Her bloodshot eyes and untidy house betrayed the fact that maybe she’d now started giving herself a hard time over not being more on the case of her daughter’s disappearance. Saying that, she did cook me a great dinner and we spent the evening with her telling me tales about Jean’s childhood. She said that her Jean always looked up to Jean Kerr.
‘I always told her to be careful, David. I mean, I always thought that Jean Kerr – well, don’t get me wrong, she’s a nice girl and all of that, but she was always a wee bit too shaky on her own feet to be trying to prop up someone else at the same time.’
I fully understood what she meant. So I nodded my agreement.
‘I was so happy when they moved to London and our Jean started to come out of her shell a bit. She liked you a lot you know, David. She was always talking about you. In fact, she talked more about you than she did about that John Harrison. I could never work that one out – what was that all about? I told her, when she agrees to marry someone it should be the happiest day of her life. Harrison just seemed to make our Jean miserable.’
‘Yes, it always seemed a bit strange to me as well. Do you think it could have anything to do with the other Jean?’
‘You mean you think that our Jean was trying to stamp a bit more independence on their relationship?’ she asked me, as she wiped her hands in her apron and fetched me another portion of her dangerously delicious Bakewell pudding and hot custard.
‘Possibly,’ I replied. I was trying to be helpful, but my answers were also tempered by the fact that I was talking to Jean’s mum and she’d already suffered enough, what with her daughter missing and all that, so I didn’t want to tell her what I really thought about John Harrison and Jean Kerr and their relationship with her daughter.
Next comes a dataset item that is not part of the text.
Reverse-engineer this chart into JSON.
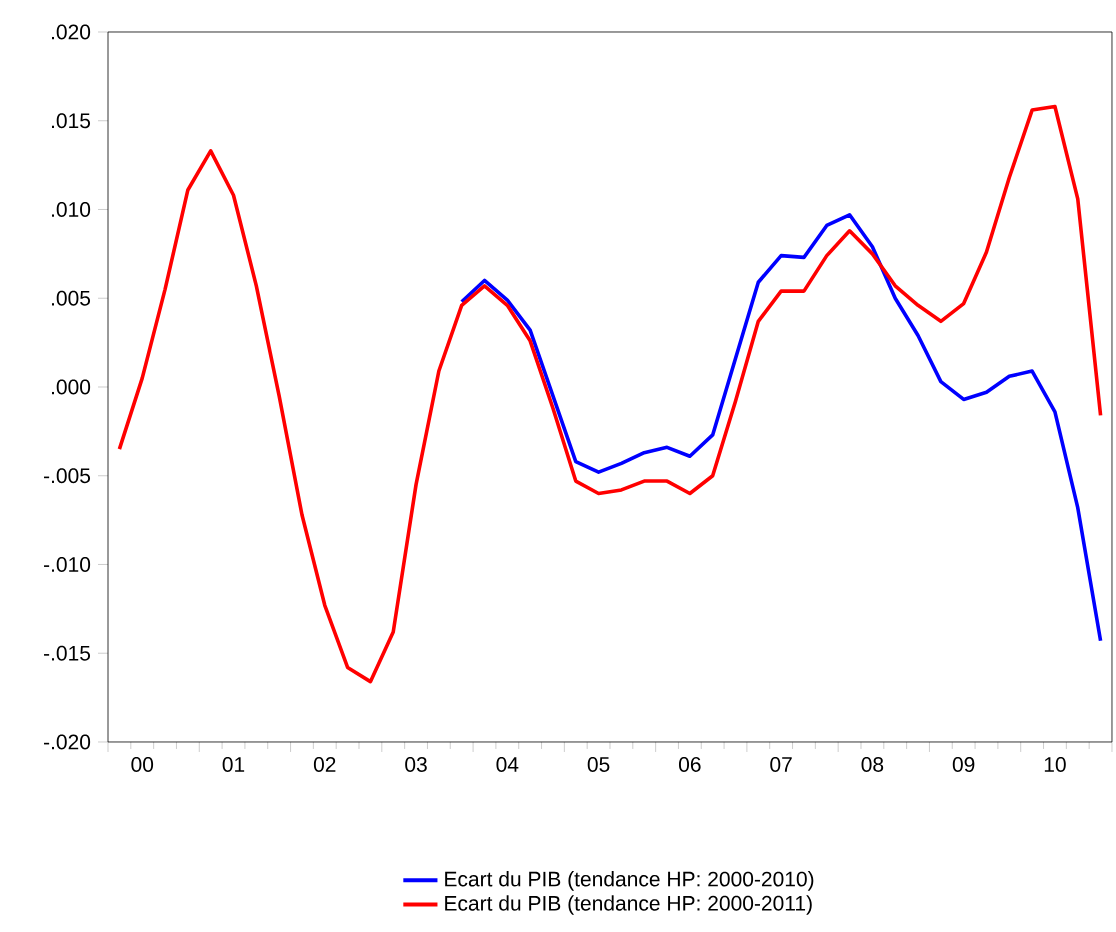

The thing is that having children must just be so continuously hard. It just never stops, does it? I mean, take a boy and a girl and they meet, okay? Maybe they met through friends, okay? Let’s say they are shy and bashful and so they s
pend time circling each other until one invites the other out. Then they discover that they’re fond of each other, so now they’re actually dating. Next up, they get engaged and eventually they marry, and I know there’s a ton of painful stuff in the middle of all that, lots of soul-searching and the like, but for one reason or another they eventually get there. Following the wedding (not too soon after the wedding, mind) the wife becomes pregnant and then a child comes along and maybe a year later another one.
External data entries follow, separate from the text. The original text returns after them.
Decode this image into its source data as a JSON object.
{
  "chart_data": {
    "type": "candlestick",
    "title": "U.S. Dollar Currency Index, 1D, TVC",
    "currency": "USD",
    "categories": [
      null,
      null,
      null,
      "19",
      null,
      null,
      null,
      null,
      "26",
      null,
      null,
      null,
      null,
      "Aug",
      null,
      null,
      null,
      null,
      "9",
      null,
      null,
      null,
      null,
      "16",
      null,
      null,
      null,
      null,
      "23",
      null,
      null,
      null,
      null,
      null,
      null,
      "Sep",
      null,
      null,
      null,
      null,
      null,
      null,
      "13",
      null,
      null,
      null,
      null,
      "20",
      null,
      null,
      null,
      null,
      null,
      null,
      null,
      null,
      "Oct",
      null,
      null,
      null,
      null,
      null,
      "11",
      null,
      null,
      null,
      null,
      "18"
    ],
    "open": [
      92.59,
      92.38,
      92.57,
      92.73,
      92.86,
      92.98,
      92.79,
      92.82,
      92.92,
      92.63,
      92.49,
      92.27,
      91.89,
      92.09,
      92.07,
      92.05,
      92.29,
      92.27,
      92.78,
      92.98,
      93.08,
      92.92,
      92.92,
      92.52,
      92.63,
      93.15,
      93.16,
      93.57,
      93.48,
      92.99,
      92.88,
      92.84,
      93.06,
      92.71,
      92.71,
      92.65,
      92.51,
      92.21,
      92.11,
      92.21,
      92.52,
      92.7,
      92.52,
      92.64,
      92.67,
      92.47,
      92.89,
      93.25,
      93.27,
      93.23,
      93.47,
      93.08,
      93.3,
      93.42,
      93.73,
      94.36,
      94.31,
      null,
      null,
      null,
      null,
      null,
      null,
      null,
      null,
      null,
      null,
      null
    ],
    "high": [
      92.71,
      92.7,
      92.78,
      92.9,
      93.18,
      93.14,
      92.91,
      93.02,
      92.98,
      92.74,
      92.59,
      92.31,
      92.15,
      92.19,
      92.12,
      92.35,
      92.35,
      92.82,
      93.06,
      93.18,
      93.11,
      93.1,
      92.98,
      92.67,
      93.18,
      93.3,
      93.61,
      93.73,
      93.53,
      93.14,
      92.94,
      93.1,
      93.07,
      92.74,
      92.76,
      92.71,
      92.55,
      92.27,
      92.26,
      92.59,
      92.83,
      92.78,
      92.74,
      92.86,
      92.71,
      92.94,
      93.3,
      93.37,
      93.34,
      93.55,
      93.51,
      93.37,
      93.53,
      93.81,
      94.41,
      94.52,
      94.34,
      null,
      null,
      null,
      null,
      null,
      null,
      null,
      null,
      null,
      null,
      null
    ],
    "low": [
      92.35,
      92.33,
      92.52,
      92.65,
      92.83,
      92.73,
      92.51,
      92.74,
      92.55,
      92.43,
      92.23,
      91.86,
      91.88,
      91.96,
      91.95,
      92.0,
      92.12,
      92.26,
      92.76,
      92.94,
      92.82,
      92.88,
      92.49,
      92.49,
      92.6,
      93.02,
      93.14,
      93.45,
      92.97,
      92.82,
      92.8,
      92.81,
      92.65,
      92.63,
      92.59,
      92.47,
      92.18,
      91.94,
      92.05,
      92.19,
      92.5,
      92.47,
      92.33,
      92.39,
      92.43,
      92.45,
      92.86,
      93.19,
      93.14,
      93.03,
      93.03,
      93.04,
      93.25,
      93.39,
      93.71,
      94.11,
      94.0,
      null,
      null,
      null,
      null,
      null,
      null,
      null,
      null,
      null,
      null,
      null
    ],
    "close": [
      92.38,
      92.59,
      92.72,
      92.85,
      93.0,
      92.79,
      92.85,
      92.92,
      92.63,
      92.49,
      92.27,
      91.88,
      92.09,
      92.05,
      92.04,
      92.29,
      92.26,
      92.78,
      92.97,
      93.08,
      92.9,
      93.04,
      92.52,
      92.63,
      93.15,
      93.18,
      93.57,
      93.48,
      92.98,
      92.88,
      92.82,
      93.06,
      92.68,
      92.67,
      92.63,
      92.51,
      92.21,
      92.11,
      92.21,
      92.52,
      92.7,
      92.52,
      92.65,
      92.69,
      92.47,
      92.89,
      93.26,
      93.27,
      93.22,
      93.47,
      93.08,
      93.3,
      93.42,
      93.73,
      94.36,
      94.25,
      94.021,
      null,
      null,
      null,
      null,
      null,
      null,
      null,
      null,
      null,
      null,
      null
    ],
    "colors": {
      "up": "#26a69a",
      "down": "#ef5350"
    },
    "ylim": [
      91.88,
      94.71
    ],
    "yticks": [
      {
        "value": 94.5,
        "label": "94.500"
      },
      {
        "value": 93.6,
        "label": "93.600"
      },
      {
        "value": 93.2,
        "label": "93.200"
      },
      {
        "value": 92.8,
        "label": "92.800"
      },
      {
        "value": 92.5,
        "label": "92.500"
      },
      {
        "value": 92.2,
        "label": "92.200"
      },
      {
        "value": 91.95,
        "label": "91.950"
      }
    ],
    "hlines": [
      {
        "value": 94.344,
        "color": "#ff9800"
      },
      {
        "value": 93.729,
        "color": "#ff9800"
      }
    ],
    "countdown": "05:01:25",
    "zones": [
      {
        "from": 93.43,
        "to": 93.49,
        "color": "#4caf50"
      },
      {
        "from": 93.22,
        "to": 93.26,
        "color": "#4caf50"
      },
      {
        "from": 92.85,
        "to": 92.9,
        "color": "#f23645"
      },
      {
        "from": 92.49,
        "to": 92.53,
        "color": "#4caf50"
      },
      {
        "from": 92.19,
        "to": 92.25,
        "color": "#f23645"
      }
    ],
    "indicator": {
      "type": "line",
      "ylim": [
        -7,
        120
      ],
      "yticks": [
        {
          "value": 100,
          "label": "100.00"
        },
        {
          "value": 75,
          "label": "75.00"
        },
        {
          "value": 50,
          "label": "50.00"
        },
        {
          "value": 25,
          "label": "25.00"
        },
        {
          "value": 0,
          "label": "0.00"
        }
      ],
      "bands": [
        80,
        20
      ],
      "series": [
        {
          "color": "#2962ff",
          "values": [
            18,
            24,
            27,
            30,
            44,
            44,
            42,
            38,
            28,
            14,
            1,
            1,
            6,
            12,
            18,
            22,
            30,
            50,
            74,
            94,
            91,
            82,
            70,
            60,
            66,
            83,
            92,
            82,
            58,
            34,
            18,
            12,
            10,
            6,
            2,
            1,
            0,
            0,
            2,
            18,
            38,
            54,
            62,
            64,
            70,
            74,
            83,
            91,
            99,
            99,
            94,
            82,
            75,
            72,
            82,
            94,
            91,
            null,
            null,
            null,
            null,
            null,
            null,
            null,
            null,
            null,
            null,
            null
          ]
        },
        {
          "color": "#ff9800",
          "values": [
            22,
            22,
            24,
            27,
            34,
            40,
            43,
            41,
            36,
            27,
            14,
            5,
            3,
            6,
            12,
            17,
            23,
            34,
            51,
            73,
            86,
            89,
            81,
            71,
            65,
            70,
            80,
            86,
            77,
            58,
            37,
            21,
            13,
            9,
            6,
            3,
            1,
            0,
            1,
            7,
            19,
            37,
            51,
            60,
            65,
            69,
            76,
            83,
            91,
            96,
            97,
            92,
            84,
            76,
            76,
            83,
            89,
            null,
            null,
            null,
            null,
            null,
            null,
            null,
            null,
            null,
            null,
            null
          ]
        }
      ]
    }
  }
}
And then it’s time for the parenthood phase, and the amount of time, care, love, energy, teaching, chastising, praising, crying, laughing, worrying, beaming, gloating and pride that goes into that phase is incredible. I mean, it really is. Then the fun really begins: ‘I hate carrots!’ and perhaps a bit of ‘Cabbage makes me sick!’ or maybe, ‘I know tomatoes are meant to be good for you, but it’s just like eating blood.’ And what about dressing them? ‘I don’t like socks when they come up to my knees! Jim next door, he just wears them to his ankles!’ And ‘Why can’t I wear my skirt that short? My best pal Georgina wears her skirt much shorter!’
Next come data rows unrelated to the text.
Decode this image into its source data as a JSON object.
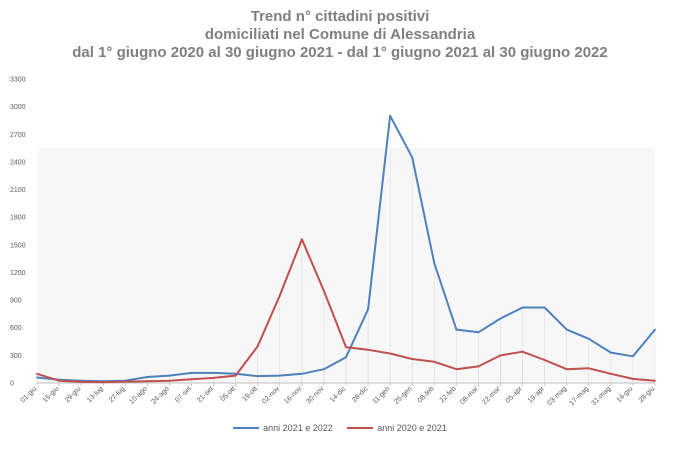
{
  "chart_data": {
    "type": "line",
    "title": [
      "Trend n° cittadini positivi",
      "domiciliati nel Comune di Alessandria",
      "dal 1° giugno 2020 al 30 giugno 2021 - dal 1° giugno 2021 al 30 giugno 2022"
    ],
    "xlabel": "",
    "ylabel": "",
    "ylim": [
      0,
      3300
    ],
    "yticks": [
      0,
      300,
      600,
      900,
      1200,
      1500,
      1800,
      2100,
      2400,
      2700,
      3000,
      3300
    ],
    "categories": [
      "01-giu",
      "15-giu",
      "29-giu",
      "13-lug",
      "27-lug",
      "10-ago",
      "24-ago",
      "07-set",
      "21-set",
      "05-ott",
      "19-ott",
      "02-nov",
      "16-nov",
      "30-nov",
      "14-dic",
      "28-dic",
      "11-gen",
      "25-gen",
      "08-feb",
      "22-feb",
      "08-mar",
      "22-mar",
      "05-apr",
      "19-apr",
      "03-mag",
      "17-mag",
      "31-mag",
      "14-giu",
      "28-giu"
    ],
    "grid": false,
    "legend_position": "bottom",
    "series": [
      {
        "name": "anni 2021 e 2022",
        "color": "#4f81bd",
        "values": [
          60,
          35,
          25,
          20,
          25,
          65,
          80,
          110,
          110,
          100,
          75,
          80,
          100,
          150,
          280,
          800,
          2900,
          2450,
          1300,
          580,
          550,
          700,
          820,
          820,
          580,
          480,
          330,
          290,
          580
        ]
      },
      {
        "name": "anni 2020 e 2021",
        "color": "#c0504d",
        "values": [
          100,
          25,
          12,
          10,
          15,
          20,
          25,
          40,
          55,
          80,
          400,
          950,
          1560,
          1000,
          390,
          360,
          320,
          260,
          230,
          150,
          180,
          300,
          340,
          250,
          150,
          160,
          100,
          45,
          25
        ]
      }
    ]
  }
}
Then think of the grief that schooling brings? And by that point, we’ve nearly completed the cycle, because it’s time for the children to start bringing home their own first boyfriends or girlfriends. Think of all the tears and impromptu counselling sessions the parents encounter during that phase! Mind you, by the time their kids are thinking about boys or girls, they’re already far too old to ask for their parents’ counsel anyway, of course preferring instead to cry on the shoulders of their fellow sufferers.
And then the children are getting married, and the circle is complete. I know it’s only words to a song, but I bet you most people on this great big circle of life probably do cry a river as they travel its circumference.